Where I work in San Francisco ,the average home is about 50-70 years old. During that time ,a shower pan will give out.I am one of the top shower pan mechanics in the Bay Area that gives an exclusive 10 year guarentee. So I will tell you step for step how its done.
TOOLS NEEDED: Hammer , 8 lb.sledgehammer, rotary hammer, angle grinder, crowbar/flatbar
Step#1. Where protective gear,(eye goggles,dust mask or respirator,ear plugs and gloves.
#2. Have demolition tools in hand.
#3. One of the most crucial tools to use is a Angle Grinder( use Makita ,Dewalt, Bosch).The grinder is used when you go up 8-12 inches.from the base of shower pan.Then make your first cut going 1/8 -1/4 inch below grout joint and slowly cut around the perimeter of shower letting the tool do its work.DONT FORCE TOOL! as it will kick back and may cause injury.What I normally do is with the other hand ,I use a disposable water bottle with a hole on bottom spewing a stream of water onto the blade as you go along.This keeps dust to a minimum(works like a champ!).Refill bottle using a 5 gallon bucket.Be sure that you have a sponge over the drain).Also cut into the curb preserving the tile trim outside or facade of shower using the same method(1/8-1/4 inch cuts from the grout joint.
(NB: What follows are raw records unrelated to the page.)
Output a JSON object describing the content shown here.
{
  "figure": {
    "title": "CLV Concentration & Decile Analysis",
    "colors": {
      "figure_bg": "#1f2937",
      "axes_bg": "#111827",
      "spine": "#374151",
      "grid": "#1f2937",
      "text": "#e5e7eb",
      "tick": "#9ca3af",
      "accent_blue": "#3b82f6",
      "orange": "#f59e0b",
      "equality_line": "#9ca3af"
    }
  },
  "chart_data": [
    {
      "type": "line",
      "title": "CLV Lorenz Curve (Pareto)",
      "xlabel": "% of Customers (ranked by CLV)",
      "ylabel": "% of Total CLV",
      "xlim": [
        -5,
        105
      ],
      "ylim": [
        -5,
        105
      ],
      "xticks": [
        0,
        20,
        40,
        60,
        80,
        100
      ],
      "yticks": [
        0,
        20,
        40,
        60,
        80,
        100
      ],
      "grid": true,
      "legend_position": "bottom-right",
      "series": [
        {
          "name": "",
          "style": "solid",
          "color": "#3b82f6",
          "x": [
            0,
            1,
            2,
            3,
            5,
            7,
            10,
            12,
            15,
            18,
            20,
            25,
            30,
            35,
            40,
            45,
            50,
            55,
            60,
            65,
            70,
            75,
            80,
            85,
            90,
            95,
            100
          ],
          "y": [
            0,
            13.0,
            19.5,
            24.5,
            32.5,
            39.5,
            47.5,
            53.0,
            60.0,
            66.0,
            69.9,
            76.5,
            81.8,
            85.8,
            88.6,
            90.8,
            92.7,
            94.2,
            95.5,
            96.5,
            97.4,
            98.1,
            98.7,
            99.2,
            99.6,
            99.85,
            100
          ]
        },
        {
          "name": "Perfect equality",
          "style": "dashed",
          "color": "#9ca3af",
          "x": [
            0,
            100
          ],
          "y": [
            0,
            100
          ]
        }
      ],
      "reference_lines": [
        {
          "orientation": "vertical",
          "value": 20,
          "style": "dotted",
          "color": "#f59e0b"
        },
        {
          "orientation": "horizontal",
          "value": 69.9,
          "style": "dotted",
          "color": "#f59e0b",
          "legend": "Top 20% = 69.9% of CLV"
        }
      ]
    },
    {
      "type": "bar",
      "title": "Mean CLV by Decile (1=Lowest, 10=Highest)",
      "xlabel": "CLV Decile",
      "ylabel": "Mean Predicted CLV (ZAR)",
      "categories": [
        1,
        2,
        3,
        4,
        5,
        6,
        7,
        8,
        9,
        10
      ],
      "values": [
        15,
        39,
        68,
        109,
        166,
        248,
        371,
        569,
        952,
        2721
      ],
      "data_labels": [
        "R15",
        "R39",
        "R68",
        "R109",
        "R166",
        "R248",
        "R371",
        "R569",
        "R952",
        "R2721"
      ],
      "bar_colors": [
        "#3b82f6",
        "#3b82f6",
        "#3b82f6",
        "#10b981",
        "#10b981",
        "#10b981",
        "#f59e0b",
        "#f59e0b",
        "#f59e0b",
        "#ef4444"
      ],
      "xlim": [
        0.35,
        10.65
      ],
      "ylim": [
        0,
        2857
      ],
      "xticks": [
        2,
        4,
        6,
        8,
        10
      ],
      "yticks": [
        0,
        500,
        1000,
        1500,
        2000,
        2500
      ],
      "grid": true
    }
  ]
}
#4. The other tool that is essential to demolition is a rotary/chipping hammer.You can always rent one for the day.The next thing is to use your 8lb hammer and give the pan several good whacks to fracture the tile/mortarbed.Then,use your chipping hammer using a 1"spade and take out pieces no bigger than 12 inches.You should reach the existing membrane. Remove all concrete debris.
#5 .Now with a hammer and 5in 1 tool, chisel out the 1/8 to 1/4 in from the grout joints on the wall..the tile will come out easily.Then start hammering the walls on a located stud,use flatbar or crowbar to pry the cement tile wall loose..If there is chicken wire, use tin snipsbut LEAVE some wire so you can mesh with new wire...Now you should be down to the studs and subfloor of the pan.
#6.Next have your plumber change the drain and drain pipe before doing anything else.
#7. Have the lower portion of walls supported with a length (8feet long) of 2x10 lumber,measure inside studs and cut snuggly to fit throughout perimeter of shower.This is to give support to membrane and mortar.
#8.Next is to have your subfloor pitched properly before installing membrane. I use a product called pro-slope by Noble Company. Ive been using this for 5 years and you save alot of time .
#9.Then with your drain,unscrew the 3 bolts ,remove upper part of drain,the apply a bead of NOBLESEAL to bottom part of drain clamp(Search for NOBLESEAL and NOBLEWELD for details on product installation).Use a 1-1/2 or 2" drain plug
#10. Now with pan liner set, it is mandatory to water test your pan for 24 hours for leaks.If pan fails,inpsect all corners and and make sure all seams are caulked with Nobleseal, otherwise drain the pan .IMPORTANT:Make sure that your weep holes in drain are clear of caulking material.When you are draining the pan,three streams of water should go into drain in plain view.(This is what Plumbing Inspectors want to see.).The rest is mortared and tiled.